Aku ajak Rio menuju kamarnya. Di rangkulan ku, ia begitu lemas. Untuk jalanpun sepertinya ia harus mengeluarkan tenaga ekstra. Butuh beberapa menit untuk berjalan dari ruang makan menuju anak tangga pertama. Ku bantu Rio melangkah menuju anak tangga selanjutnya. Saat kaki kanannya sudah menapak, tubuhnya melemah, jatuh di pelukanku. Ku coba untuk menggendong tubuhnya, namun tak jadi karena begitu berat. Tinggi Rio saja lebih tinggi sedikit dariku, pastinya aku tak kuat mengangkat tubuhnya, apalagi melewati anak-anak tangga untuk menuju lantai dua.

"Bi! Bi Arsih!" Teriakku. Tak lama, Bi Arsih muncul dan segera membantuku mengangkat tubuh Rio menuju kamarnya.

Ku baringkan tubuh Rio di atas ranjang. "Den Rio kenapa?" Tanya Bi Asrih.

"Tadi dia gak enak buat makan. Aku ajak dia ke kamar buat istirahat sama minum obat. Pas di tangga tadi dia tiba-tiba pingsan."

"Innalillahi. Den, cepet sembuh, yaa."

"Yaudah, Bi. Mendingan sekarang kita biarin Rio istirahat."

"Iya."

Aku dan Bi Asrih keluar dari kamar Rio. Kami berjalan menuju lantai dasar, selama saat berjalan, Bi Asrih menceritakan tingkah Rio yang memang berbeda sejak Ayah dan Bundanya sering berpergian keluar kota.
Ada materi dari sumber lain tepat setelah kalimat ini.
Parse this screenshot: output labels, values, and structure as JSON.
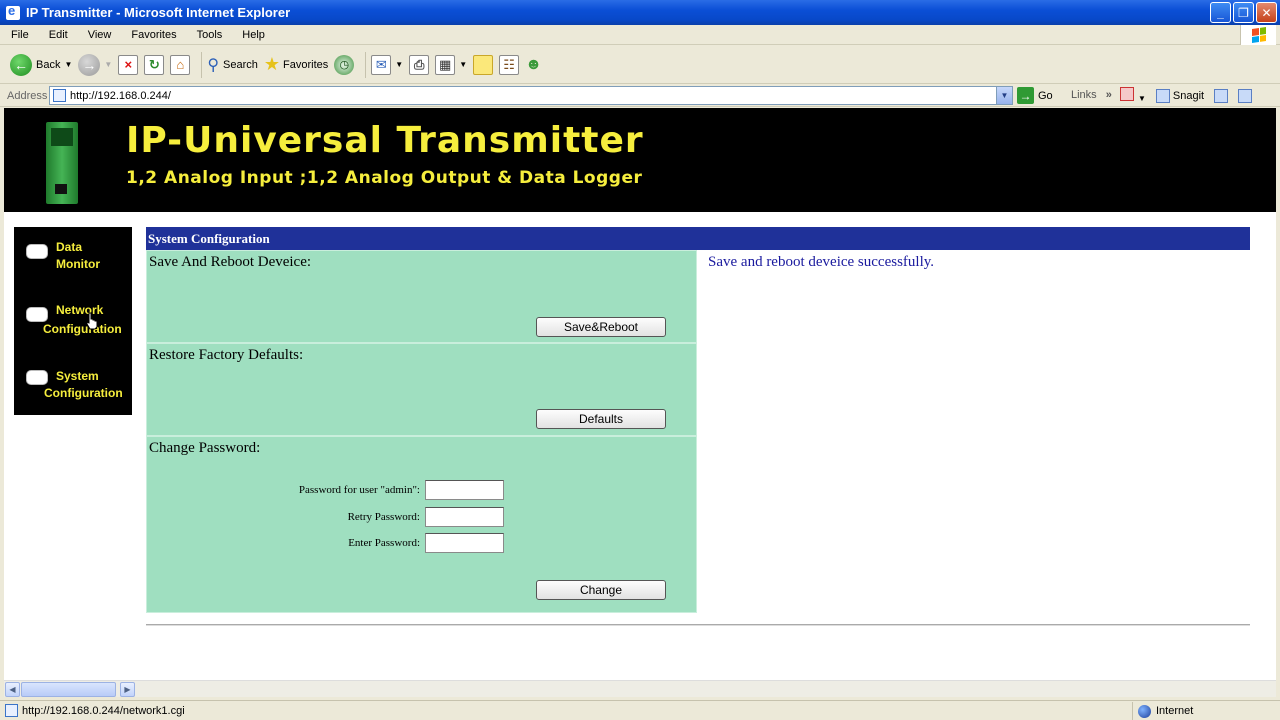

Bi Asrih bilang "Sepertinya ia butuh kasih sayang yang lebih. Makannya dia seperti itu. Dia ingin dimengerti dan diawasi. Dia memang sudah 18 tahun, tapi tak ada salahnya ia ingin disayangi layaknya anak kecil, karena dulu dia tidak pernah mendapatkan itu."

"Orang tua Rio sering berpergian dari Rio kecil ya, Bi?"

"Sumuhun, den Rio teh selalu ditinggalin sendirian. Sama bibi selalu dibimbing dia teh, biar menjadi anak yang baik, yang taat." Jawab Bi Asrih sembari membuatkanku teh manis hangat. "Saya kasian sama den Rio, dia kurang kasih sayang dari orang tuanya." Bi Asrih menyajikanku teh manis hangat.

"Makasih, Bi." Ku seruput teh itu. Rasanya begitu manis dan menghangatkan perut. "Emangnya, orang tua Rio jarang banget pulang?"

"Ih, ari den Al, orang tua Rio kalau pulang palingan cuman tiga hari diem di rumah. Udah gitu balik lagi kerja."

Aku mengerti sekarang, mengapa Rio begitu senang ku anggap sebagai adikku. Ternyata begini hidupnya. Di balik keceriannya, dan senyumannya yang tegar, ada sebuah konflik yang mungkin bersifat privasi. Makannya ia sembunyikan konflik dirinya oleh senyumannya.

"Makasih ya, Bi teh manis nya. Saya pamit dulu,nanti saya kesini lagi kok nemenim Rio." Ucapku di depan pintu masuk rumah Rio.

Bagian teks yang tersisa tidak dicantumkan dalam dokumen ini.